True story: I was born on a Tuesday. (Side note: so was Tigger. Twenty three years and four months later)

Another true story: I have disliked Tuesdays most of my life. The simple reason is that, when I was young, Tuesdays were Piano Lesson Days. Consequently, I dreaded Tuesdays. Sometimes I didn't sleep very well on Monday nights because I knew it would be Tuesday when I woke up.

Two months ago, on yet another Tuesday, I was alone because Prince Charming was away teaching and the girls were already in bed. I watched old movies, trying to completely avoid the computer and all television. Except that it didn't work: when I put on my second movie I heard what the commentators were saying on the television. And I felt like I had been punched in the stomach.
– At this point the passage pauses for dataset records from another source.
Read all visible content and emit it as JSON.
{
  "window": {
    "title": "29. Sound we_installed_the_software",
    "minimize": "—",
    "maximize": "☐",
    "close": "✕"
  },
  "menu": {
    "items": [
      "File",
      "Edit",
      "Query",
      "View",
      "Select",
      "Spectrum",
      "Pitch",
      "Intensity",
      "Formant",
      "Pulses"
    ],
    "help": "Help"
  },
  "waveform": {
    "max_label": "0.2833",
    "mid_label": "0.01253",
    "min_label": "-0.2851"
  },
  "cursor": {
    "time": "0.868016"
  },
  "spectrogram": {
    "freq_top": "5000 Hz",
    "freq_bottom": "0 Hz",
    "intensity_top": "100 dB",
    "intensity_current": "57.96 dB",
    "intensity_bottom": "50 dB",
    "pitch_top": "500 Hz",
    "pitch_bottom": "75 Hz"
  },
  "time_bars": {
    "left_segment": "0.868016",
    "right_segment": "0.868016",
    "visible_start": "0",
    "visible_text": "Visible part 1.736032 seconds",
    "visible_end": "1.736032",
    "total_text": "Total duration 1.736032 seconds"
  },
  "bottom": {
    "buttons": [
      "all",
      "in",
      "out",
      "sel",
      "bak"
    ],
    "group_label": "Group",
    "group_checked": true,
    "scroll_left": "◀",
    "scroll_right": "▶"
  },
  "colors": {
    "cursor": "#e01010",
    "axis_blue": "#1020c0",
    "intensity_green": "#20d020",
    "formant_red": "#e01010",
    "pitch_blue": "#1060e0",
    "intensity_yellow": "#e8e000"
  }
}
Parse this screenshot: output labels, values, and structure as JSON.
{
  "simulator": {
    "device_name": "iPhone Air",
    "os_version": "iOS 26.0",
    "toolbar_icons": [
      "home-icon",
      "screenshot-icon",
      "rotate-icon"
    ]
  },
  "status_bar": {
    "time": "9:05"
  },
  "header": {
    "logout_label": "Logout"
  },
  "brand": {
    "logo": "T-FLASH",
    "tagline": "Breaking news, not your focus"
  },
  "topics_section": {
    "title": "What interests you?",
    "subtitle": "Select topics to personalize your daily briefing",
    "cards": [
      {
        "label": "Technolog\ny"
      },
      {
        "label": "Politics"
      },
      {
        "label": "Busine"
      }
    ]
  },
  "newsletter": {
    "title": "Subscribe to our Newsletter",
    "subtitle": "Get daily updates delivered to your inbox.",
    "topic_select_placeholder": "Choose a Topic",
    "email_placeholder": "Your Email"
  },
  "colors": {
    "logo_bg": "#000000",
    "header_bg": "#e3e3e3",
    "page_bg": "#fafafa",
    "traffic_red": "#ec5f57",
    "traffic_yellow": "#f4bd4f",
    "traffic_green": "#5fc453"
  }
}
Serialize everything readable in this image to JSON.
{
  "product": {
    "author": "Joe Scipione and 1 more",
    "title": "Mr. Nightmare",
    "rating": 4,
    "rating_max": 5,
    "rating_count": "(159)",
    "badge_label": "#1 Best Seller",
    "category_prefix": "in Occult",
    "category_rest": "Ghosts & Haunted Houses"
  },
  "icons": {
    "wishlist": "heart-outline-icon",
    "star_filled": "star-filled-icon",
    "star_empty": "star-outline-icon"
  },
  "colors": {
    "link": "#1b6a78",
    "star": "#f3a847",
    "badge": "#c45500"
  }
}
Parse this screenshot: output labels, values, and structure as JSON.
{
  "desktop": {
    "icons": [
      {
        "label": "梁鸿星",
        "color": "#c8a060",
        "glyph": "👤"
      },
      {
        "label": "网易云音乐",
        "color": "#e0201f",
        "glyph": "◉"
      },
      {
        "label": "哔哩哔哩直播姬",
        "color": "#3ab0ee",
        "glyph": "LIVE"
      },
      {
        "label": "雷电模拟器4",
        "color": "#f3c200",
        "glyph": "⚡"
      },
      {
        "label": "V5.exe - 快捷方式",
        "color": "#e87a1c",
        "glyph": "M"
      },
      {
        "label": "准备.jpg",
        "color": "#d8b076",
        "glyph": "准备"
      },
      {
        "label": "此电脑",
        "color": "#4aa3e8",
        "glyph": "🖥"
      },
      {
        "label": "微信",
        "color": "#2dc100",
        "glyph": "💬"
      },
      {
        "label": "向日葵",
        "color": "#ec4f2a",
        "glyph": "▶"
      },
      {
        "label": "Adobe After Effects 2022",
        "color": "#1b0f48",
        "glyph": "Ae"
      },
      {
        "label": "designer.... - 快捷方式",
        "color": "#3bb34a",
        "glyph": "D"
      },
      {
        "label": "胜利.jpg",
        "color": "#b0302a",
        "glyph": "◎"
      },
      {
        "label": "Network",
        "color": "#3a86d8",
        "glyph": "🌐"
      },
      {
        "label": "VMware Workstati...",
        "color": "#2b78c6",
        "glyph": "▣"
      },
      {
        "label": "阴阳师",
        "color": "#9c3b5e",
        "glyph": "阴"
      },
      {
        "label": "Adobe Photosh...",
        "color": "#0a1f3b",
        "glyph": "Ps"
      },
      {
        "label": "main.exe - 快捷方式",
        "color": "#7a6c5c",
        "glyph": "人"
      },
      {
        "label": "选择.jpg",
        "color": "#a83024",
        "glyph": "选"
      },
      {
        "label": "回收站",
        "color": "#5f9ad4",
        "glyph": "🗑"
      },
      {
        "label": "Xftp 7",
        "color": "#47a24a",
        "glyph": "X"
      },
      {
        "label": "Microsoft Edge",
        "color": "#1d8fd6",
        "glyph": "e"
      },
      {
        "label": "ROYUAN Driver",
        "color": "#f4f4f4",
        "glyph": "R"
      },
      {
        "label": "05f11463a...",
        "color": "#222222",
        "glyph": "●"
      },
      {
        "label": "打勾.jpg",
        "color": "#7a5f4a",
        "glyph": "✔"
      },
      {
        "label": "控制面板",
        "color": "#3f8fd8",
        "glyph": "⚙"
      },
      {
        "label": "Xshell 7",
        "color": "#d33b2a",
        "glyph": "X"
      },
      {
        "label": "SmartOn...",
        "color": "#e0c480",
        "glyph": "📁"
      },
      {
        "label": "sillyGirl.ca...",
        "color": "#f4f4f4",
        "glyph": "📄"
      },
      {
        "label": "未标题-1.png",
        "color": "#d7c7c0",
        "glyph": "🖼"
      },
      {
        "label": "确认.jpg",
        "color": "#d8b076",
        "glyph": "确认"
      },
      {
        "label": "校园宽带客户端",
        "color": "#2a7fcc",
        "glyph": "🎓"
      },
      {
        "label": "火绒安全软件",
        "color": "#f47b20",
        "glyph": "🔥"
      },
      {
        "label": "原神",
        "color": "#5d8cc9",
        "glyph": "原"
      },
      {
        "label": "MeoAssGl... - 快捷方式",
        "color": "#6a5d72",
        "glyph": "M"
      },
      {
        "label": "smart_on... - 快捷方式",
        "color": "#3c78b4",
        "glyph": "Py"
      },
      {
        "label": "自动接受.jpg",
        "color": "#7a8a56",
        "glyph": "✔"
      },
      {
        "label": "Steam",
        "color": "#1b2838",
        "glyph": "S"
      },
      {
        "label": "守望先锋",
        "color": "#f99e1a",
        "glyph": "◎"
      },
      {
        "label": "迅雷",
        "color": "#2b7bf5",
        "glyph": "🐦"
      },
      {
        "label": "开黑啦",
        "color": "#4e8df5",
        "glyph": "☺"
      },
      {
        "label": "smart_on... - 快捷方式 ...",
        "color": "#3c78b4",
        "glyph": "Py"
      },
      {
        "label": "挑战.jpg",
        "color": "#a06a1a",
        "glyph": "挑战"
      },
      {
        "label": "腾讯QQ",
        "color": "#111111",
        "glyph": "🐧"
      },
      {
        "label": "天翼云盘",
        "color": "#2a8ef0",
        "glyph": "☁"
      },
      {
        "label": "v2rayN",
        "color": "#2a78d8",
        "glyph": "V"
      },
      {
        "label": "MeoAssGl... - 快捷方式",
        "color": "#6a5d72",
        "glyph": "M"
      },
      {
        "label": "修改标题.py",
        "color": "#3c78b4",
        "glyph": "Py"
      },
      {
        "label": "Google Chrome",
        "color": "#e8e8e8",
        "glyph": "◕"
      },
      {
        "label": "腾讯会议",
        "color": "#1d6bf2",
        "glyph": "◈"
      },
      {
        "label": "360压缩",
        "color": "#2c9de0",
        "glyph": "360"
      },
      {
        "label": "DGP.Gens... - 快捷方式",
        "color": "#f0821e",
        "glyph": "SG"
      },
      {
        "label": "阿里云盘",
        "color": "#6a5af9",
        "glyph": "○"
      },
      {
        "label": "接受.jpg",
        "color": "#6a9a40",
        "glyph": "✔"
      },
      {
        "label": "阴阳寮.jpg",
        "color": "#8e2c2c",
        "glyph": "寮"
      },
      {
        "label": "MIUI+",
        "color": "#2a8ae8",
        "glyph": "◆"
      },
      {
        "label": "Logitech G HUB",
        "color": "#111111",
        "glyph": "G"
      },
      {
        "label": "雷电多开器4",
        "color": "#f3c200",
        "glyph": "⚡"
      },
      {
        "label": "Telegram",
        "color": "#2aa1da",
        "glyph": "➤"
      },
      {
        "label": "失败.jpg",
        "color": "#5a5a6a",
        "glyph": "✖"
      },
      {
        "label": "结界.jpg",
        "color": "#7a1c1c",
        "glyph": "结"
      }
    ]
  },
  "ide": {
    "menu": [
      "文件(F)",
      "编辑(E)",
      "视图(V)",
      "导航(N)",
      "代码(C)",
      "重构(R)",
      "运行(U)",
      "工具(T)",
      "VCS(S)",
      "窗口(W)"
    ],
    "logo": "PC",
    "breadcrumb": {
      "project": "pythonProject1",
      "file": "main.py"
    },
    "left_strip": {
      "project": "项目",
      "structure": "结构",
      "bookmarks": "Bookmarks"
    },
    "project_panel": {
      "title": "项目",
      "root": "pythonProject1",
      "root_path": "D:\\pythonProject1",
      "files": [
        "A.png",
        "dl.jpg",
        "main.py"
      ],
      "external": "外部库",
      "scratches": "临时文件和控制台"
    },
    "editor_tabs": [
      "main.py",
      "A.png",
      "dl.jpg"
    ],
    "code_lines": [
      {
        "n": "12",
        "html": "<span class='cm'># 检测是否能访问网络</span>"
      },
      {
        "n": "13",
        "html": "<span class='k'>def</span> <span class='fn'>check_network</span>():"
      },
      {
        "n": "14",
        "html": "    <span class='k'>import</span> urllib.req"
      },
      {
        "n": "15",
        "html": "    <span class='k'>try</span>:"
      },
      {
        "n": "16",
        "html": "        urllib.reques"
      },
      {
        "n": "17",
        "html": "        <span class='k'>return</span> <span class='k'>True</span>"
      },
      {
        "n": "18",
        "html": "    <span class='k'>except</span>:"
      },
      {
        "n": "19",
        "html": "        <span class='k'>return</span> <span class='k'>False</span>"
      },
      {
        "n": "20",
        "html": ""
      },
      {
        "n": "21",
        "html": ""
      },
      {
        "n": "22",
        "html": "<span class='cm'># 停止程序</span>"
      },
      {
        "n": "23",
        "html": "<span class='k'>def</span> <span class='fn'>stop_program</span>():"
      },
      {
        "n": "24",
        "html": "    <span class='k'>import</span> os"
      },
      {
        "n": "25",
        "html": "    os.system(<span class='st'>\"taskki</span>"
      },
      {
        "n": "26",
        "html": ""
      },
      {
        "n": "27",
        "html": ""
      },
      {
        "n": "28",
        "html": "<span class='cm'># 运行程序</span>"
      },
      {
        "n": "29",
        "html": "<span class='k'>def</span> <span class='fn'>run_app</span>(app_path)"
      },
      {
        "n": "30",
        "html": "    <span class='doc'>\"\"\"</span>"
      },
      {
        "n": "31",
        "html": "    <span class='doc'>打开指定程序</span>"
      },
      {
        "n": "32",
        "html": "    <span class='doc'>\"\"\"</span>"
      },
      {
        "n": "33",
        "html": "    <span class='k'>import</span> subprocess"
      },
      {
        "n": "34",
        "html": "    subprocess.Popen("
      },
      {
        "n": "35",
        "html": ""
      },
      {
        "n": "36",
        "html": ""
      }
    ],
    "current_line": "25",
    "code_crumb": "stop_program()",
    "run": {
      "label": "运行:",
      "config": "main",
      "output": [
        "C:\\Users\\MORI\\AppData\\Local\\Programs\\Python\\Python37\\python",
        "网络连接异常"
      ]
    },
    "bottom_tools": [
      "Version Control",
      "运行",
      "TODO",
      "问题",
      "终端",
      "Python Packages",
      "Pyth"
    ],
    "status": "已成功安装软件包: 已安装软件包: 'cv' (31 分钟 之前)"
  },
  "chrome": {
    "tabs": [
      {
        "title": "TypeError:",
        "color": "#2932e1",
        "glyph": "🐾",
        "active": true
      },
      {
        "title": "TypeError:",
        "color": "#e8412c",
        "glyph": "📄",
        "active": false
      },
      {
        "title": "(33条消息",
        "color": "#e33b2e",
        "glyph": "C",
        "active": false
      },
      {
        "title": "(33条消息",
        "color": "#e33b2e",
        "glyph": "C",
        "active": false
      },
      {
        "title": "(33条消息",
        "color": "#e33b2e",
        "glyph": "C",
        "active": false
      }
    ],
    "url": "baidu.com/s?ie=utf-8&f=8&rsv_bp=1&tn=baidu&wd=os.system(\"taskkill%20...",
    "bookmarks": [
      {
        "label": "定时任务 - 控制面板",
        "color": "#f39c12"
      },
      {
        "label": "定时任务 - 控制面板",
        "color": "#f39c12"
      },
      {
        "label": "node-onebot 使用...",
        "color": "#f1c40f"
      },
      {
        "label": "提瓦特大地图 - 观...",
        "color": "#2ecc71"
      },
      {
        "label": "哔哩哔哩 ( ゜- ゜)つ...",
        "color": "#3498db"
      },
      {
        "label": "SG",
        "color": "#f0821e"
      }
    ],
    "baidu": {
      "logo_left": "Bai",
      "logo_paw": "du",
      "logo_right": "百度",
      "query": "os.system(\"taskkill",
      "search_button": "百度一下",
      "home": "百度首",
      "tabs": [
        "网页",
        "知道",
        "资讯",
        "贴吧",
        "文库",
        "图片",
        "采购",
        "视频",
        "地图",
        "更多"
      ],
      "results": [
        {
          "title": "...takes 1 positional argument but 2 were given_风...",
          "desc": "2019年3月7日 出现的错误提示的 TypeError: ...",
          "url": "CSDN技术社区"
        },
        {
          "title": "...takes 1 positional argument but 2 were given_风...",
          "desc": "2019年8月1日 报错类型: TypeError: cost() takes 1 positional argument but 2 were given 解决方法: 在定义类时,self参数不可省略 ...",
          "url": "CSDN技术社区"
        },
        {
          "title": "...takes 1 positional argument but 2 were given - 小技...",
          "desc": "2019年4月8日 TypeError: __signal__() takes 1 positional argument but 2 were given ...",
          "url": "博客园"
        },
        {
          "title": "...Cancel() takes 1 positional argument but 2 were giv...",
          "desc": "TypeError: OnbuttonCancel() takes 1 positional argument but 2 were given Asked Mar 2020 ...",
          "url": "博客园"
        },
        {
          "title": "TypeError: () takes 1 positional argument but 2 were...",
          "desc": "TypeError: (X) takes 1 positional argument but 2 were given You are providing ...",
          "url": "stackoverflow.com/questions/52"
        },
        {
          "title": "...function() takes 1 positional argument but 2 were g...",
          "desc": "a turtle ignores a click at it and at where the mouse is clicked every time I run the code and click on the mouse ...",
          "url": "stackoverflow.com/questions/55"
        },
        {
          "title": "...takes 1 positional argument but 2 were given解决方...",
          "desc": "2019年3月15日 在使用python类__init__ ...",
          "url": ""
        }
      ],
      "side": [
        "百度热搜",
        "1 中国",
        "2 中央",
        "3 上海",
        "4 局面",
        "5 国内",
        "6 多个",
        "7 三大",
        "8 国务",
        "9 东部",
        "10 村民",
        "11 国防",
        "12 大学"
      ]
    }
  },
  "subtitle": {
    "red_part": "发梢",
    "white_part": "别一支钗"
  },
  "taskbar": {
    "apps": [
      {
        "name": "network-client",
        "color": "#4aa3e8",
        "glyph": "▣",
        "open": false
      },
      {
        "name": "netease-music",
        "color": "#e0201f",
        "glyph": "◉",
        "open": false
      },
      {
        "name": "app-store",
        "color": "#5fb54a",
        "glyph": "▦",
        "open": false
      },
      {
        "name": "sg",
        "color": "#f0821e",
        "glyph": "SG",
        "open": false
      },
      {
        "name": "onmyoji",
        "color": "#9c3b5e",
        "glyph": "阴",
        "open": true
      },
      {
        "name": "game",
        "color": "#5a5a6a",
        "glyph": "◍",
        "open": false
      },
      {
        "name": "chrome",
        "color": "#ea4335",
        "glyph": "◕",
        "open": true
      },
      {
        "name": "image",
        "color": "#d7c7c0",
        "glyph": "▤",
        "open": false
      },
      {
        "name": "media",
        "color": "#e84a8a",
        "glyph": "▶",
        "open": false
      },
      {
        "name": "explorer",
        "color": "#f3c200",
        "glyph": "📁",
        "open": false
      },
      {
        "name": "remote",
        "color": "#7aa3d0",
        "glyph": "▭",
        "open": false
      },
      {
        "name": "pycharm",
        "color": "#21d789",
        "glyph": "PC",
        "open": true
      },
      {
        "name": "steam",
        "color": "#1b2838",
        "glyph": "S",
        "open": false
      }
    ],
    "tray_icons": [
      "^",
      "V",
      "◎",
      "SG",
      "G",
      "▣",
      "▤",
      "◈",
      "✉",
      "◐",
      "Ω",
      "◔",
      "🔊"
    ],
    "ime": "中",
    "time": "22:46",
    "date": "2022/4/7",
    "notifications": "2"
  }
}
I wanted to pack up my three girls and move far, far away, right then and there. Except I couldn't. Where on earth could we go?

Well, despite all that, I've learned a lot in the past couple months. For instance, I've finally realized that not being a true citizen of this world is a good thing. That feeling that I know who I am but not where I am? Yep, that's actually a gift from God.

Tuesday's Child is full of grace. (You do remember your Mother Goose, right?) That sounds about right to me. He gives more and more and still more grace. And I need it all.

Except in general, and today in particular, I still don't like Tuesdays. Maybe I will four years from now, maybe not. Doesn't really matter, does it? I intend to be full of grace, no matter what. (I'd say "come what may" but that brings a song to mind and I don't really feel like singing just yet. Full of grace doesn't mean you're always deliriously happy.)